Inoltre, la Corte di Cassazione, con ordinanza n. 32258/2021, ha evidenziato come nel nostro ordinamento manchi un principio generale che consenta di affermare, l’esistenza di un generalizzato diritto al rimborso delle spese legali sostenute dal dipendente (cfr. Cass. 13.3.2009 n. 6227). L’articolo 28 del CCNL del 14 settembre 2000 per il personale del Comparto delle Regioni e delle Autonomie Locali, dispone che l’ente, anche a tutela dei propri diritti e interessi, ove si verifichi l’apertura di un procedimento di responsabilità civile o penale nei confronti di un suo dipendente per fatti o atti direttamente connessi e all’adempimento dei compiti d’ufficio assumerà a proprio carico, a condizione che non sussista conflitto di interessi, ogni onere di difesa sin dall’apertura del procedimento, facendo assistere il dipendente da un legale di comune gradimento.
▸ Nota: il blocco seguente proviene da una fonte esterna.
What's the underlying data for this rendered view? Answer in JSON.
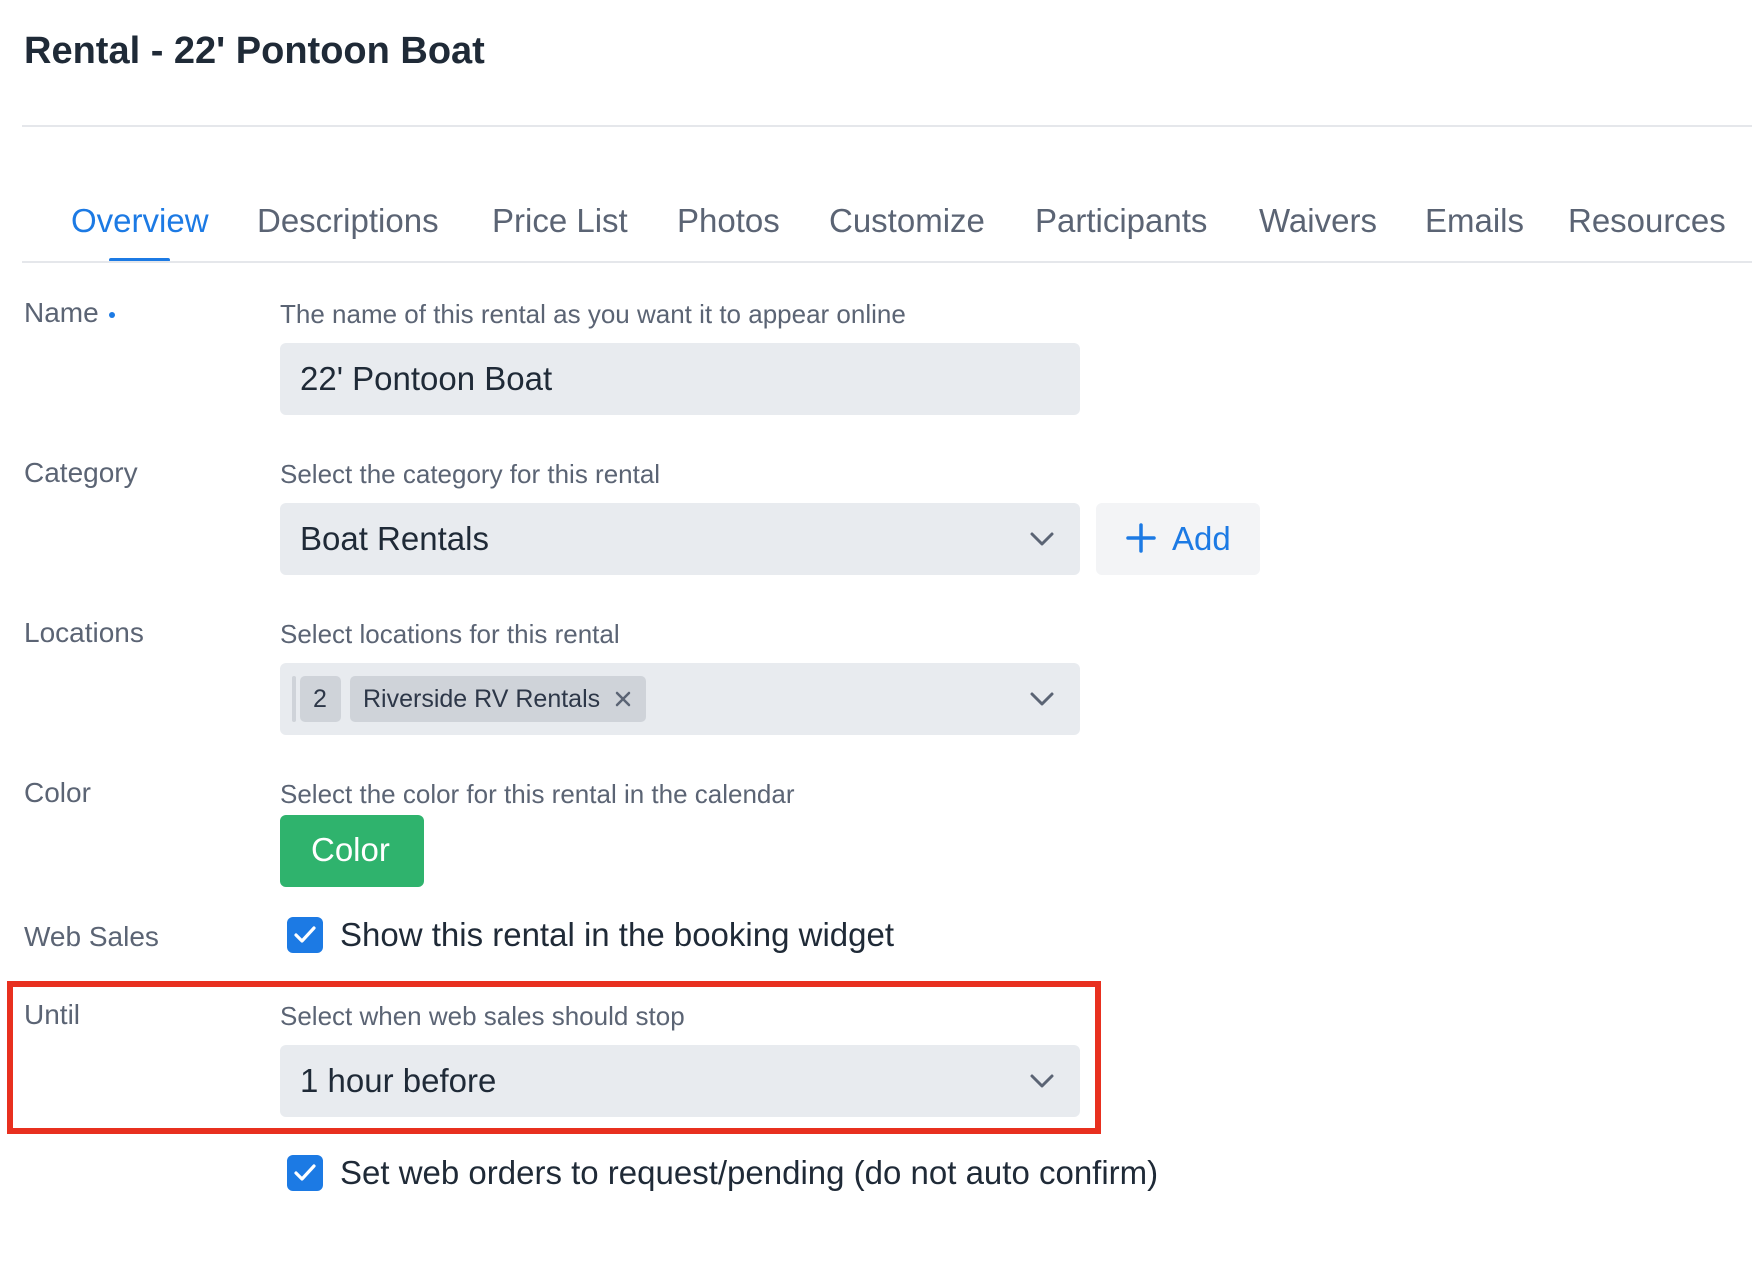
{
  "page": {
    "title": "Rental - 22' Pontoon Boat"
  },
  "tabs": [
    {
      "label": "Overview",
      "active": true
    },
    {
      "label": "Descriptions"
    },
    {
      "label": "Price List"
    },
    {
      "label": "Photos"
    },
    {
      "label": "Customize"
    },
    {
      "label": "Participants"
    },
    {
      "label": "Waivers"
    },
    {
      "label": "Emails"
    },
    {
      "label": "Resources"
    }
  ],
  "form": {
    "name": {
      "label": "Name",
      "required": true,
      "help": "The name of this rental as you want it to appear online",
      "value": "22' Pontoon Boat"
    },
    "category": {
      "label": "Category",
      "help": "Select the category for this rental",
      "value": "Boat Rentals",
      "add_label": "Add"
    },
    "locations": {
      "label": "Locations",
      "help": "Select locations for this rental",
      "count": "2",
      "selected": [
        "Riverside RV Rentals"
      ]
    },
    "color": {
      "label": "Color",
      "help": "Select the color for this rental in the calendar",
      "button_label": "Color",
      "value": "#2fb36d"
    },
    "web_sales": {
      "label": "Web Sales",
      "checkbox_label": "Show this rental in the booking widget",
      "checked": true
    },
    "until": {
      "label": "Until",
      "help": "Select when web sales should stop",
      "value": "1 hour before",
      "highlighted": true
    },
    "request_pending": {
      "checkbox_label": "Set web orders to request/pending (do not auto confirm)",
      "checked": true
    }
  },
  "colors": {
    "accent": "#1c7ae4",
    "success": "#2fb36d",
    "highlight": "#e8301f"
  },
  "icons": {
    "dropdown": "chevron-down-icon",
    "add": "plus-icon",
    "remove": "close-icon",
    "check": "check-icon"
  }
}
L’obbligo del datore di lavoro ha ad oggetto non già il rimborso al dipendente dell’onorario corrisposto ad un difensore di sua fiducia ma l’assunzione diretta degli oneri di difesa fin dall’inizio del procedimento, con la nomina di un difensore di comune gradimento (sempre che non sussista conflitto di interessi).
Si consideri il fatto che il difensore nel processo dovrà farsi carico della necessaria tutela non del solo dipendente ma anche degli interessi dell’ente (cfr. Cass. sez. lav. 31 ottobre 2017 n. 25976; 11 luglio 2018 n. 18256).
Ciò detto, pur essendo la garanzia costituzionale del diritto di difesa (art. 24 Cost.) estensibile al procedimento giurisdizionale in linea generale e ferma restando la sopraccennata valutazione sul possibile conflitto di interessi, sussistente anche per i dipendenti comunali, la formulazione letterale della previsione contrattuale non consente interpretazioni estensive tanto più’ che è pacifico nella dottrina e giurisprudenza dominante che ogni riferimento alla responsabilità amministrativa sul punto debba comunque intendersi riferito a quella generale per danno erariale.